The article, published in the journal Molecular Psychiatry (Nature), points out that these genes played a fundamental role in the evolution of creativity, self-awareness and cooperativity, giving modern humans a great advantage over hominids that are now extinct, by proportionally greater resistance to aging, injury and disease through a greater ability to adapt to a changing environment.
Genes related to personality
In previous work, the team of scientists had identified a set of more than 900 genes that are related to personality in healthy adults, and that are organized into three genetic networks that have evolved in a staggered fashion. “The most primitive arose in monkeys and apes about 40 million years ago, and is responsible for emotional reactivity, that is, it regulates impulses, learning habits, social attachment and conflict resolution.”Explain the authors. Less than 2 million years ago the second network emerged, which regulates intentional self-control, that is, self-direction and cooperation for mutual benefit. Finally, about 100,000 years ago the network of creative self-awareness.
In the article just published, the authors indicate that the oldest network is almost identical in Neanderthals, chimpanzees, and in our own species. However, the genes for self-control and self-awareness of Neanderthals were halfway between those of chimpanzees and Homo sapiens.
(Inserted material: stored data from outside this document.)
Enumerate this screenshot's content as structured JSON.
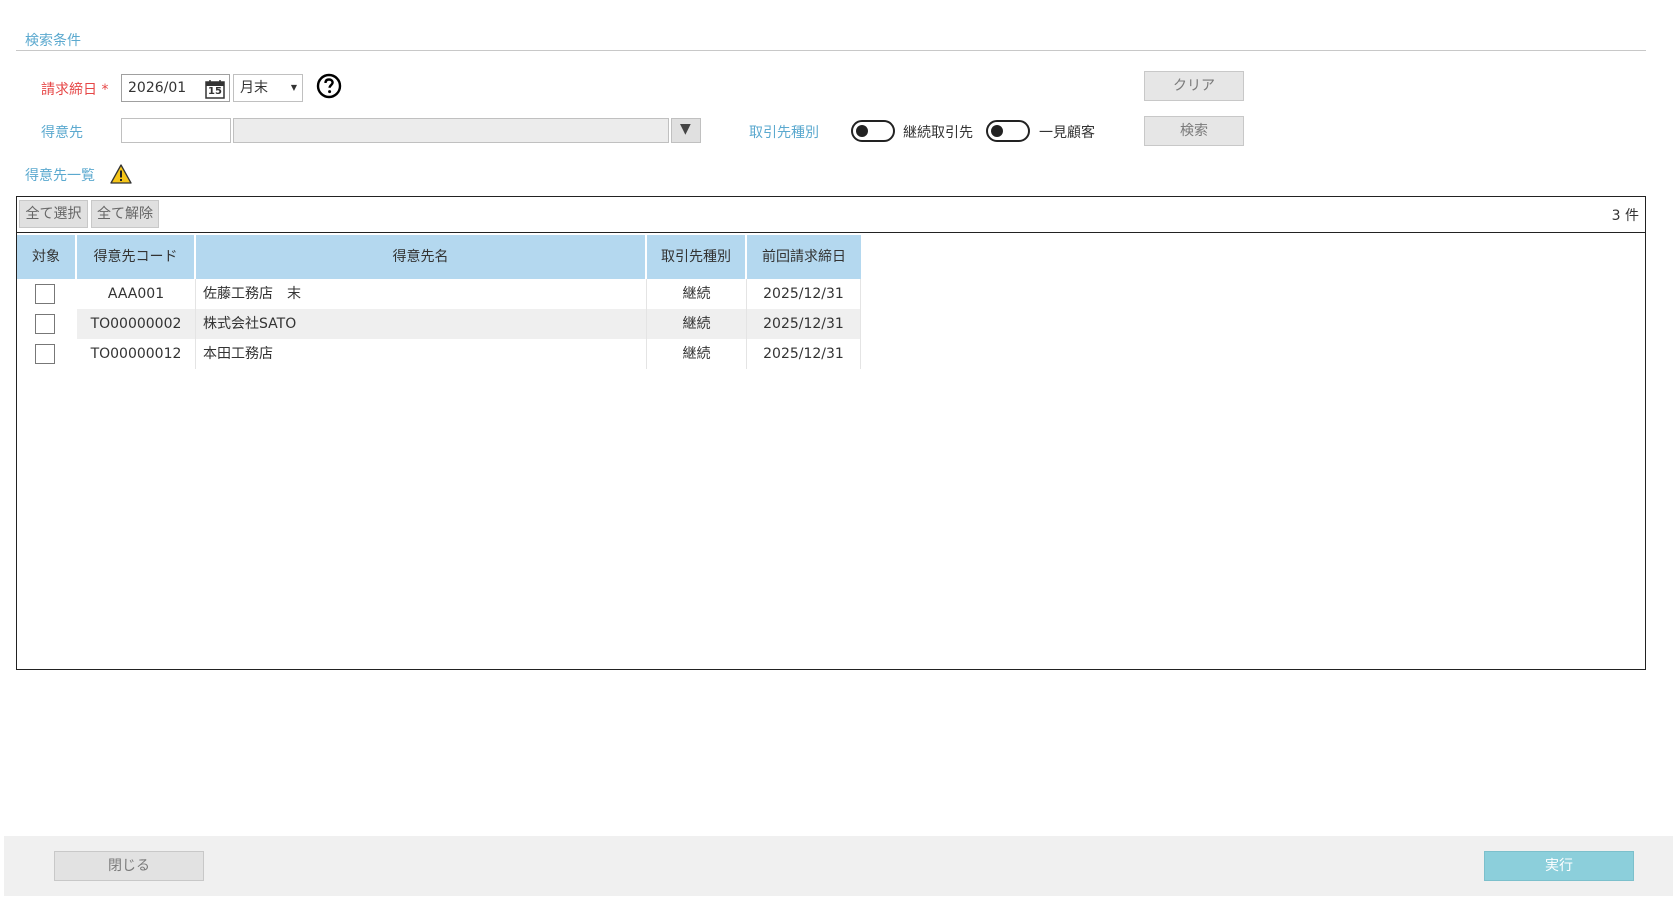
{
  "search": {
    "section_title": "検索条件",
    "closing_date_label": "請求締日",
    "required_mark": "*",
    "closing_month_value": "2026/01",
    "calendar_day": "15",
    "closing_day_value": "月末",
    "customer_label": "得意先",
    "customer_code_value": "",
    "customer_name_value": "",
    "transaction_type_label": "取引先種別",
    "toggle_continuous_label": "継続取引先",
    "toggle_onetime_label": "一見顧客",
    "clear_button": "クリア",
    "search_button": "検索"
  },
  "list": {
    "section_title": "得意先一覧",
    "select_all_button": "全て選択",
    "deselect_all_button": "全て解除",
    "count_label": "3 件",
    "columns": [
      "対象",
      "得意先コード",
      "得意先名",
      "取引先種別",
      "前回請求締日"
    ],
    "rows": [
      {
        "code": "AAA001",
        "name": "佐藤工務店　末",
        "type": "継続",
        "last_date": "2025/12/31"
      },
      {
        "code": "TO00000002",
        "name": "株式会社SATO",
        "type": "継続",
        "last_date": "2025/12/31"
      },
      {
        "code": "TO00000012",
        "name": "本田工務店",
        "type": "継続",
        "last_date": "2025/12/31"
      }
    ]
  },
  "footer": {
    "close_button": "閉じる",
    "execute_button": "実行"
  }
}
Most of these 267 genes that distinguish modern humans from Neanderthals and chimpanzees are RNA regulatory genes and not protein-coding genes. The latter are almost all the same in the three species and this research shows that what distinguishes them is the regulation of the expression of their proteins by genes found only in humans. Using genetic markers, gene expression data and brain magnetic resonance imaging integrated based on artificial intelligence techniques, the scientists were able to identify the regions in which those genes and the genes with which they interacted were overexpressed. These regions are involved in human self-awareness and creativity, including those regions strongly associated with human well-being and of recent phylogenetic emergence.
Long, healthier lives
According to the authors, thanks to these genes, Homo sapiens had greater physical fitness and better withstanding aging and disease. By living longer, they also had more time to accumulate knowledge, and in turn creativity would allow them to have a greater capacity for innovation and to seek new solutions to complex problems, as well as to cooperate with their peers. A set of skills that would allow the H. sapiens lineage to spread around the world more successfully than its peers.